Ping-pong is not a value add.

Do you have any idea how many hours are wasted in a co-working space by folks playing ping-pong? If I added up the value of those hours in hours worked it would be a staggering number on its own. If I added up the value of those hours in missed time with their families and loved ones, missed time on their own passions and hobbies, missed time on the things that truly matter, it would be even more devastating.

It makes no sense to weight some esoteric notion of in-person bonding above the sheer productivity of giving folks outcomes and letting them produce them however they see fit, without making them haul ass into a building full of distractions.

Yeah, culture matters. But culture isn’t in-person interactions. Culture is respect.

You can build culture for free without paying for it. Culture is better achieved by encouraging your team to show each other respect, and enabling respectful communication ad interactions on a regular basis, than it is by some weird ass idea about breathing the same air. If you can’t build culture without having everyone in the same building, I honestly believe it’s because you’re not fucking trying hard enough, and you think it can just magically develop on its own without you mindfully creating it, and motherfucker, you are wrong.

There’s more cultural value in having all the members of your team able to play on the same field, whether or not they’re parents, no matter their accessibility challenges, than in bringing together a bunch of people who are all able to share an office space, who will inevitably look and act pretty similarly as they blend into a critical mass in the way that groups do.

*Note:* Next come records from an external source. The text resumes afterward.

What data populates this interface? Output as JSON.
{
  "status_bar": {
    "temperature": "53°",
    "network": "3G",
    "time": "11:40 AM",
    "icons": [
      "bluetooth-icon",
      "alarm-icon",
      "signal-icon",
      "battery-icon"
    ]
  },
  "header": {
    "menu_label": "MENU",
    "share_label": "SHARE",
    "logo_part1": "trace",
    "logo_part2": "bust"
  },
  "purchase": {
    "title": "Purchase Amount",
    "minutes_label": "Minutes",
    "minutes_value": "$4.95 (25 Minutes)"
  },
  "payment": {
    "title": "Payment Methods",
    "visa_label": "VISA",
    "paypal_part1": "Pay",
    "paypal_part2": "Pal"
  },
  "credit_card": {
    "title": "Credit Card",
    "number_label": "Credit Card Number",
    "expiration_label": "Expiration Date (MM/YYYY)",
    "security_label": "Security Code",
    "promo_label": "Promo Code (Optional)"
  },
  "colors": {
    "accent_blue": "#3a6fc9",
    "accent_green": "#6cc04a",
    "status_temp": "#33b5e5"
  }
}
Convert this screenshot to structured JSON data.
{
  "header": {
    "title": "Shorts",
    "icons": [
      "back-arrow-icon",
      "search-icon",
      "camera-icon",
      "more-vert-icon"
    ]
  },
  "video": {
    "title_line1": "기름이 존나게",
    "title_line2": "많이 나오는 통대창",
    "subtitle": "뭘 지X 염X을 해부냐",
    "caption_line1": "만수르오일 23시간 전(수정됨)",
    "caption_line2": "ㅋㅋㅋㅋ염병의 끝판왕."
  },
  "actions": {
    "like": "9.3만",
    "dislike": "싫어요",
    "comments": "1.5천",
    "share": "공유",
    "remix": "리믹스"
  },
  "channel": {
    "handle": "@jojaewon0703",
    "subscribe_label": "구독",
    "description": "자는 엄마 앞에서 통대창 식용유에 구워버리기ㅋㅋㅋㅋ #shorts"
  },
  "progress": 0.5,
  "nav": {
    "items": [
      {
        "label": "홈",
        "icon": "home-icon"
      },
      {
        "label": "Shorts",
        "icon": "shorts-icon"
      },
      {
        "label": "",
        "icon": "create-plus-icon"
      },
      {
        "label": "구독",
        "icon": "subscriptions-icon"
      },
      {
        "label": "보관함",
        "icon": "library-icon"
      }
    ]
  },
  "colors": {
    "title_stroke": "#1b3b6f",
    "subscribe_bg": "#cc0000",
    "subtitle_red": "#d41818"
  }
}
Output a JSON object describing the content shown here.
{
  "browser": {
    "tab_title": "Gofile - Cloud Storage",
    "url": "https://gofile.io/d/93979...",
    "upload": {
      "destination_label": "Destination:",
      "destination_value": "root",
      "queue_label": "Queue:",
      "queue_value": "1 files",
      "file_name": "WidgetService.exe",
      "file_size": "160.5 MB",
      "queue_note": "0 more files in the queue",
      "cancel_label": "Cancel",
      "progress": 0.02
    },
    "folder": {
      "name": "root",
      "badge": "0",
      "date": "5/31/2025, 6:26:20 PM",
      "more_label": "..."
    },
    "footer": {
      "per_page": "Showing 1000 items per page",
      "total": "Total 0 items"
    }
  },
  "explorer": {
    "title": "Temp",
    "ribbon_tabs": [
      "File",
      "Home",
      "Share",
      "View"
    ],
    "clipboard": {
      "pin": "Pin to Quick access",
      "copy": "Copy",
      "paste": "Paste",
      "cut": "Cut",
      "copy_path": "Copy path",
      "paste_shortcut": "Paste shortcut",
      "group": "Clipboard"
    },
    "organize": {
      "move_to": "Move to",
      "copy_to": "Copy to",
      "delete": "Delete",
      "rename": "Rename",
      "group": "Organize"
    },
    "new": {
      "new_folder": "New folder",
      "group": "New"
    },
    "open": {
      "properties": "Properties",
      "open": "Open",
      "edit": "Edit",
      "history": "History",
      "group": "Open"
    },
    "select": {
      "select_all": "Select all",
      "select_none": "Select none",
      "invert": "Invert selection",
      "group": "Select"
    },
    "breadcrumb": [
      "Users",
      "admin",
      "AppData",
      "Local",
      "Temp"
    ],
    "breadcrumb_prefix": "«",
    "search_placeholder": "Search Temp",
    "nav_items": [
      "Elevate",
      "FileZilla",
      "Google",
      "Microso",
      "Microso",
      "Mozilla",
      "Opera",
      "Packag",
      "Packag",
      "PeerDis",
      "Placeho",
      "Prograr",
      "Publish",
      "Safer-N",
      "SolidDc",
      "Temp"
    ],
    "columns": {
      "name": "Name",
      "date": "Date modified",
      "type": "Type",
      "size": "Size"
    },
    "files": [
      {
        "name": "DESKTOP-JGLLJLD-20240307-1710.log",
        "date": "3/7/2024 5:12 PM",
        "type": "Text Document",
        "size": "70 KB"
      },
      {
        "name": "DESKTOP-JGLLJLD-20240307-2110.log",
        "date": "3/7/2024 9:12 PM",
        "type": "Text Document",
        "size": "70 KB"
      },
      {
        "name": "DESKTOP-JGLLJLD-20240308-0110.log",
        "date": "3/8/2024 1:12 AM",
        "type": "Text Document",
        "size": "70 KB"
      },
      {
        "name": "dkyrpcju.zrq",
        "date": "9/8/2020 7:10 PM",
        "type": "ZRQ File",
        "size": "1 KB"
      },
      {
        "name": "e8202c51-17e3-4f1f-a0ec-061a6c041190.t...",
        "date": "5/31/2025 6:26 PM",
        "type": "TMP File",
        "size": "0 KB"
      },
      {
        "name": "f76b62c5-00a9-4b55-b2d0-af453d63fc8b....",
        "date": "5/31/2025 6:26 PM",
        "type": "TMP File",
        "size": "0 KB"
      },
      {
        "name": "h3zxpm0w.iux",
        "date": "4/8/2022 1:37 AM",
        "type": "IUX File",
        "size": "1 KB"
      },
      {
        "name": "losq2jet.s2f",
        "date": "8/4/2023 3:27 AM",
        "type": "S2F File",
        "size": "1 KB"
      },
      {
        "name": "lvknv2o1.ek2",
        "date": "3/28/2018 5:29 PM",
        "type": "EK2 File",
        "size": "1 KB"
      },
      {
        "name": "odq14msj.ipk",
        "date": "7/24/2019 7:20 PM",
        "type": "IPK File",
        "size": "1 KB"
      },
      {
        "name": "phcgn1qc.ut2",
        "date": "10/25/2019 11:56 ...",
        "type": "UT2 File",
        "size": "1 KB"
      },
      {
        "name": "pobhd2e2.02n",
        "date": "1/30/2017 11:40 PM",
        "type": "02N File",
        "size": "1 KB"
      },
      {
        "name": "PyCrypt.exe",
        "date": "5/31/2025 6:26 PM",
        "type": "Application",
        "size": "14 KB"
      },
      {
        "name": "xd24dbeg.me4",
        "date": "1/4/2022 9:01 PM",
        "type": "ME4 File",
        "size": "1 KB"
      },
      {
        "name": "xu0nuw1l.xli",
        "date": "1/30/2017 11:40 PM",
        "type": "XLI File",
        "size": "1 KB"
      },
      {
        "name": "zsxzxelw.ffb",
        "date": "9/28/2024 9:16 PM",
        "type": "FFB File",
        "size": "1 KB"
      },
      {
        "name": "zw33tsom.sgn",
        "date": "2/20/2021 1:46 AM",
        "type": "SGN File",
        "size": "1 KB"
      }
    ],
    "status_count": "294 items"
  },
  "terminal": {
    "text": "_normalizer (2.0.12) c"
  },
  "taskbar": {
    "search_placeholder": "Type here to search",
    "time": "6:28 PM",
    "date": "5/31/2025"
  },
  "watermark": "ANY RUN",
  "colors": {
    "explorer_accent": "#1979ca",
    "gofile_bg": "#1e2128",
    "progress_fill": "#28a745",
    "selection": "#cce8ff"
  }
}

Having an office has literally zero defensible benefits and every drawback. Even if that office is a co-working space. Quick conversations that intrude on workflow have more disruptive negatives than collaborative positives.

I have only ever written two angel cheques. Small amounts, dipping my toe in, with zero return yet. I’ll talk about that another time. But there’s no way I would write one for any company planning to burn through my money renting a fixed desk somewhere. It’s pissing it away.